Elle se raconte avec une délicieuse impudeur et impudence. En tordant le cou à pas mal de tabous et d’idées bien ancrées et obscurantistes. Car ne vous fiez pas à son apparence de craquante «mignonne»…Sans sexisme, il y a là, de toute évidence, bien plus qu’un simple joli minois.

Bien sûr, des femmes libérées, comme elle, il en existe partout, et tant pis pour ceux qui l’ignorent. Cet état de fait, elle le (ré)clame avec véhémence et passion, non pour un éventuel appel au secours ou à la rescousse, mais pour (dé)montrer que l’iceberg n’a pointé que le bout du nez.

En levant le voile sur ses «expériences» (sans que cela ne tombe jamais dans le croustillant ou le sensationnel grivois) et sa formation littéraire (ce brave Marquis de Sade, depuis l’âge de douze ans, est un complice de choix! Sans oublier Bataille et Nabokov) pour entrer dans un Parnasse bien libertin, Joumana Haddad, à quarante ans, offre le portrait d’une séduisante femme arabe cultivée, polyglotte et émancipée.
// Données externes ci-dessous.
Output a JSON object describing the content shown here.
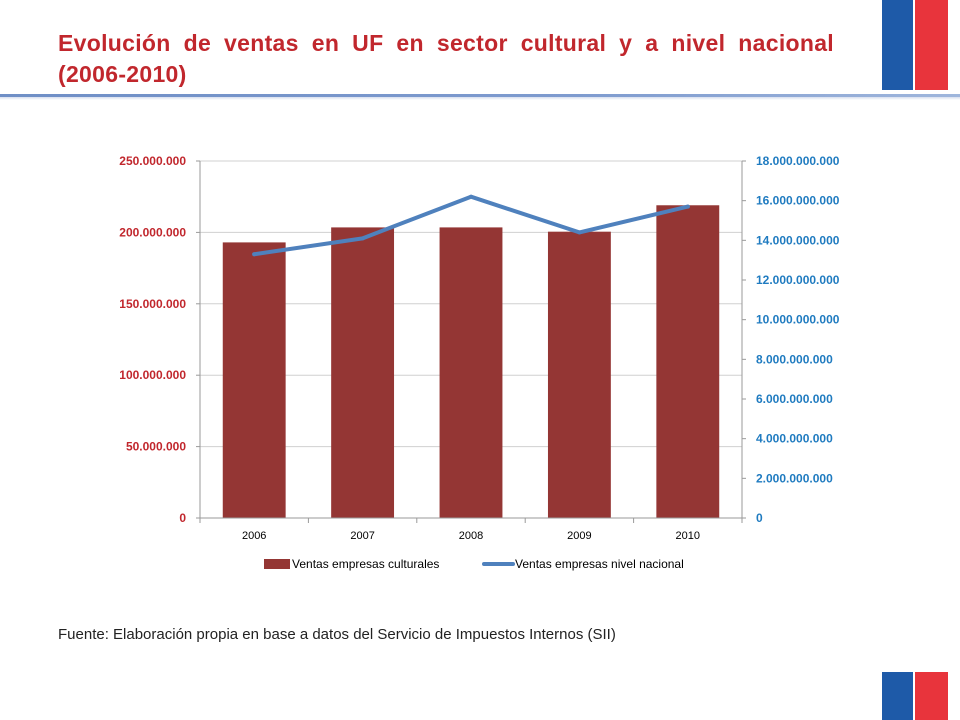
{
  "title": "Evolución de ventas en UF en sector cultural y a nivel nacional (2006-2010)",
  "source_note": "Fuente: Elaboración propia en base a datos del Servicio de Impuestos Internos (SII)",
  "colors": {
    "title": "#c1272d",
    "bar": "#943634",
    "line": "#4f81bd",
    "left_axis_labels": "#c1272d",
    "right_axis_labels": "#1f7bc0",
    "flag_blue": "#1e5aa8",
    "flag_red": "#e8343c"
  },
  "chart_data": {
    "type": "bar",
    "categories": [
      "2006",
      "2007",
      "2008",
      "2009",
      "2010"
    ],
    "series": [
      {
        "name": "Ventas empresas culturales",
        "type": "bar",
        "axis": "left",
        "values": [
          193000000,
          203500000,
          203500000,
          200500000,
          219000000
        ]
      },
      {
        "name": "Ventas empresas nivel nacional",
        "type": "line",
        "axis": "right",
        "values": [
          13300000000,
          14100000000,
          16200000000,
          14400000000,
          15700000000
        ]
      }
    ],
    "y_left": {
      "ylim": [
        0,
        250000000
      ],
      "ticks": [
        0,
        50000000,
        100000000,
        150000000,
        200000000,
        250000000
      ],
      "tick_labels": [
        "0",
        "50.000.000",
        "100.000.000",
        "150.000.000",
        "200.000.000",
        "250.000.000"
      ]
    },
    "y_right": {
      "ylim": [
        0,
        18000000000
      ],
      "ticks": [
        0,
        2000000000,
        4000000000,
        6000000000,
        8000000000,
        10000000000,
        12000000000,
        14000000000,
        16000000000,
        18000000000
      ],
      "tick_labels": [
        "0",
        "2.000.000.000",
        "4.000.000.000",
        "6.000.000.000",
        "8.000.000.000",
        "10.000.000.000",
        "12.000.000.000",
        "14.000.000.000",
        "16.000.000.000",
        "18.000.000.000"
      ]
    },
    "grid": "horizontal",
    "legend": "bottom"
  }
}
Résolument et irréversiblement émancipée, et sans besoin de tutelle d’aucune sorte. Et qui invite toutes ses «sœurs», arabes ou autres, à ce banquet de l’autogestion, de l’autocritique, de l’entêtement salvateur à se réaliser et de l’épanouissement.

Faut-il craindre le retour de Lilith? Si démoniaques que ça ces filles d’Ève version moderne, ces Barbarella au cœur tendre mais aux dents longues et aux sens aiguisés? Pourquoi étouffer le droit à un choix, à la liberté, à la vie?

On ne devrait craindre que ce qui est dictature, oppression, négation de l’autre et soumission aveugle, feinte ou transigée.
Par conséquent, hommes (et femmes) de bonne volonté, oyez, oyez cette intrépide prêtresse de la vie.

Dans une ville en guerre comme Beyrouth et dans une société arabe cadenassée qui joue aux Jocrisse face à un magazine arabe qui va au-delà de Nexus ou Plexus dans les années 70, l’auteure de Je n’ai pas assez péché ose regarder et parler du corps et de ses désirs, sans complexe ni hypocrisie.

Schéhérazade, intarissable conteuse et incurable bavarde, a assez fabulé, jacassé, biaisé (tout en n’excluant pas de baiser), trompé et retardé les moments fatals ou d’ennui… Il est temps qu’émerge une nouvelle Schéhérazade, moins image de carte postale d’un Levant magique entre danseuse de ventre, cuisinière émérite ou bobonne dans l’ombre. En termes plus directs, la femme ni putain ni potiche.

Pour cette quête redéfinissant une nouvelle féminité, assumant en tout équilibre et conviction maternité, succès professionnel, besoins du corps et intermittences du cœur, au rythme contemporain, Joumana Haddad s’est lancée dans un récit-analyse mêlant témoignage personnel, méditations, réflexions, cris et poésie, dans un style vif, incisif et pétulant.

Pour les suffragettes du Deuxième sexe de Simone de Beauvoir voilà, pour le monde arabe, dans la foulée des chaînes des combats lancés et des victoires arrachées, plus qu’une belle envolée lyrique. C’est ce qui s’appelle, en toute clarté et féroce jubilation, joindre l’action à la parole.

* Mardi 2 novembre, à 19h00, une rencontre avec Joumana Haddad, animée par Gérard Meudal, est prévue à la salle Agora.

L’auteure signera son ouvrage jeudi 4 novembre, au stand de la librairie el-Bourj.